The Gulf has an area about the same as the United Kingdom. It is 1,000 km long and 370 km wide at its widest point and relatively shallow with an average depth of 50 metres. It is bounded by Iran, Iraq, Kuwait, Saudi Arabia, Bahrain, Qatar, United Arab Emirates and Oman.
Jeffrey Rose, an archaeologist and researcher at the University of Birmingham in the UK believes that the Gulf now covers what at one time was the home of some of the earliest human populations outside Africa.
Rose describes this as the 'Persian Gulf Oasis' and believes that before its catastrophic flooding, the region may have been host to humans for well over 100,000 years. Rose's hypothesis introduces a 'new and substantial cast of characters' to the human history of the Near East. He believes that humans may have established permanent settlements in the region thousands of years before current accepted thinking.
In recent years there has been a considerable amount of archaeological interest around the shores of the Gulf showing evidence of a wave of human settlements along these shores that date back about 7,500 years.

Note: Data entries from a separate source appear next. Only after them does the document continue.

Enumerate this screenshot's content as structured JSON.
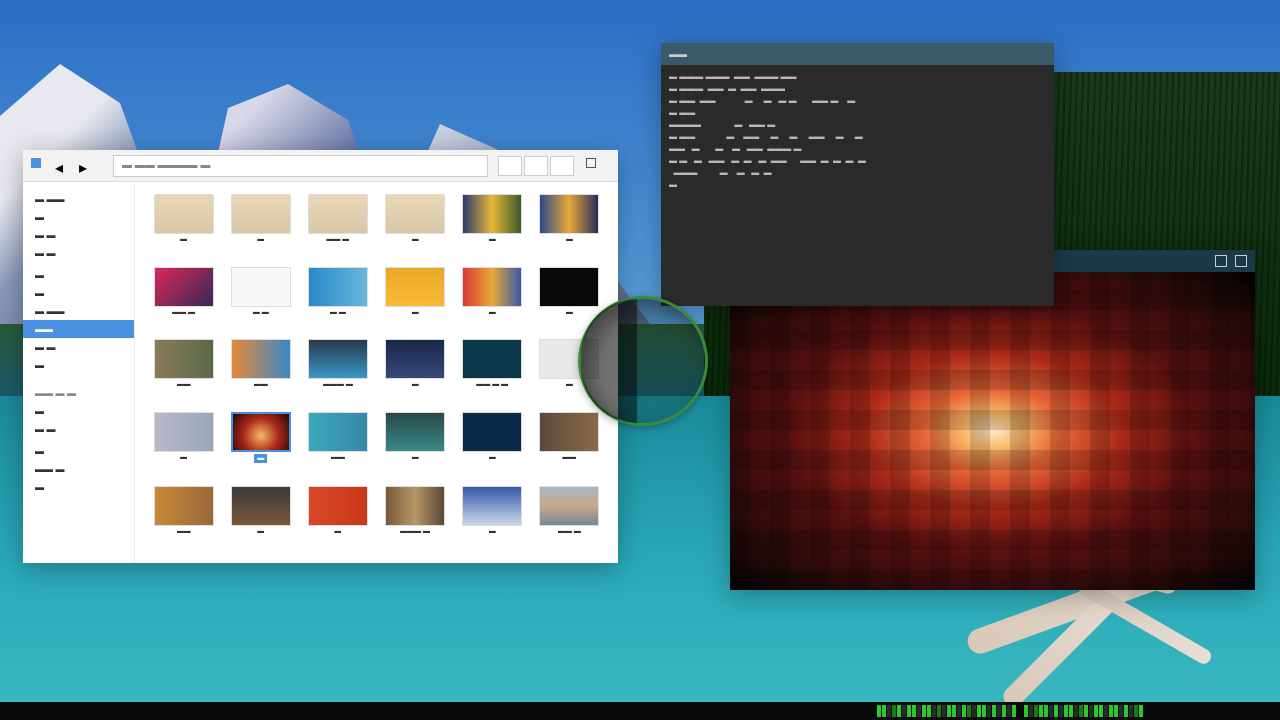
{
  "fileManager": {
    "path": "▬ ▬▬ ▬▬▬▬ ▬",
    "sidebar": [
      {
        "label": "▬ ▬▬",
        "type": "item"
      },
      {
        "label": "▬",
        "type": "item"
      },
      {
        "label": "▬ ▬",
        "type": "item"
      },
      {
        "label": "▬ ▬",
        "type": "item"
      },
      {
        "label": "",
        "type": "sp"
      },
      {
        "label": "▬",
        "type": "item"
      },
      {
        "label": "▬",
        "type": "item"
      },
      {
        "label": "▬ ▬▬",
        "type": "item"
      },
      {
        "label": "▬▬",
        "type": "item",
        "selected": true
      },
      {
        "label": "▬ ▬",
        "type": "item"
      },
      {
        "label": "▬",
        "type": "item"
      },
      {
        "label": "",
        "type": "sp"
      },
      {
        "label": "▬▬ ▬ ▬",
        "type": "head"
      },
      {
        "label": "▬",
        "type": "item"
      },
      {
        "label": "▬ ▬",
        "type": "item"
      },
      {
        "label": "",
        "type": "sp"
      },
      {
        "label": "▬",
        "type": "item"
      },
      {
        "label": "▬▬ ▬",
        "type": "item"
      },
      {
        "label": "▬",
        "type": "item"
      }
    ],
    "items": [
      {
        "label": "▬",
        "thumb": "folder"
      },
      {
        "label": "▬",
        "thumb": "folder"
      },
      {
        "label": "▬▬ ▬",
        "thumb": "folder"
      },
      {
        "label": "▬",
        "thumb": "folder"
      },
      {
        "label": "▬",
        "thumb": "linear-gradient(90deg,#2a3a6a,#e8b838,#3a5a2a)"
      },
      {
        "label": "▬",
        "thumb": "linear-gradient(90deg,#2a4a8a,#e8a838,#2a2a5a)"
      },
      {
        "label": "▬▬ ▬",
        "thumb": "linear-gradient(135deg,#d82858,#382858)"
      },
      {
        "label": "▬ ▬",
        "thumb": "#f8f8f8"
      },
      {
        "label": "▬ ▬",
        "thumb": "linear-gradient(90deg,#2888c8,#68b8d8)"
      },
      {
        "label": "▬",
        "thumb": "linear-gradient(to bottom,#e8a828,#f8b838)"
      },
      {
        "label": "▬",
        "thumb": "linear-gradient(90deg,#d83838,#e8a838,#3858a8)"
      },
      {
        "label": "▬",
        "thumb": "#080808"
      },
      {
        "label": "▬▬",
        "thumb": "linear-gradient(90deg,#8a7a5a,#5a6a4a)"
      },
      {
        "label": "▬▬",
        "thumb": "linear-gradient(90deg,#e88838,#3888c8)"
      },
      {
        "label": "▬▬▬ ▬",
        "thumb": "linear-gradient(to bottom,#283848,#3898c8)"
      },
      {
        "label": "▬",
        "thumb": "linear-gradient(to bottom,#182848,#38487a)"
      },
      {
        "label": "▬▬ ▬ ▬",
        "thumb": "#0a3848"
      },
      {
        "label": "▬",
        "thumb": "#e8e8e8"
      },
      {
        "label": "▬",
        "thumb": "linear-gradient(90deg,#b8b8c8,#98a8b8)"
      },
      {
        "label": "▬",
        "thumb": "radial-gradient(circle at 50% 60%,#f8b868,#a82818,#200808)",
        "selected": true
      },
      {
        "label": "▬▬",
        "thumb": "linear-gradient(90deg,#3aa8b8,#3888a8)"
      },
      {
        "label": "▬",
        "thumb": "linear-gradient(to bottom,#284848,#3a8888)"
      },
      {
        "label": "▬",
        "thumb": "#0a2848"
      },
      {
        "label": "▬▬",
        "thumb": "linear-gradient(90deg,#5a4a3a,#8a6a4a)"
      },
      {
        "label": "▬▬",
        "thumb": "linear-gradient(90deg,#c88838,#986838)"
      },
      {
        "label": "▬",
        "thumb": "linear-gradient(to bottom,#3a3a3a,#7a5838)"
      },
      {
        "label": "▬",
        "thumb": "linear-gradient(90deg,#d84828,#c83818)"
      },
      {
        "label": "▬▬▬ ▬",
        "thumb": "linear-gradient(90deg,#785838,#b89868,#584838)"
      },
      {
        "label": "▬",
        "thumb": "linear-gradient(to bottom,#3858a8,#c8d8e8)"
      },
      {
        "label": "▬▬ ▬",
        "thumb": "linear-gradient(to bottom,#a8b8c8,#c8a888,#788898)"
      }
    ]
  },
  "terminal": {
    "title": "▬▬",
    "lines": [
      "▬ ▬▬▬ ▬▬▬  ▬▬  ▬▬▬ ▬▬",
      "▬ ▬▬▬  ▬▬  ▬  ▬▬  ▬▬▬ ",
      "▬ ▬▬  ▬▬             ▬     ▬   ▬ ▬       ▬▬ ▬    ▬",
      "▬ ▬▬  ",
      "▬▬▬▬               ▬   ▬▬ ▬",
      "▬ ▬▬              ▬    ▬▬     ▬     ▬     ▬▬     ▬     ▬",
      "▬▬   ▬       ▬    ▬   ▬▬  ▬▬▬ ▬",
      "▬ ▬   ▬   ▬▬   ▬  ▬   ▬  ▬▬      ▬▬  ▬  ▬  ▬  ▬",
      "  ▬▬▬          ▬    ▬   ▬  ▬",
      "▬"
    ]
  },
  "imageViewer": {
    "title": "",
    "minimize": "▬",
    "close": "▬"
  }
}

The interesting thing about these settlements is that they were not scattered hunting camps, but were well-built settlements with permanent stone houses, elaborately decorated pottery, domesticated animals and evidence of long-distance trade routes.
The puzzle has been how such highly developed settlements could pop up so quickly, with no precursor populations to be found in the archaeological record. Rose believes that the evidence of those preceding populations is missing, because it is under the Gulf.
Rose sees it as no coincidence that these settlements developed at around the same time as the Gulf was inundated. He believes that these new colonists were displaced as the waters rose, plunging their once fertile landscape beneath the waters of the incoming Indian Ocean.
Historical evidence indicates that the Gulf basin first became dry land some 75,000 years ago. It would have provided an ideal refuge from the harsh deserts surrounding it. Fresh water would have been supplied by the Tigris, Euphrates, Karun and Wadi Baton rivers, as well as by underground springs.
Evidence is also emerging that modern humans could have been in the region as far back as 100,000 years. This is far earlier than currently accepted thinking, with several recent migration models putting the first successful migration into Arabia as recent as 50,000 years ago.
If Rose's theory is correct, the Gulf Oasis would have been available to these early migrants and would have provided a sanctuary during the Ice Ages when much of the surrounding region was uninhabitable due to hyperaridity.
Climate change is thought to have caused the Gulf's creation. It would be interesting if a fresh change in climate forced it to reveal its secrets.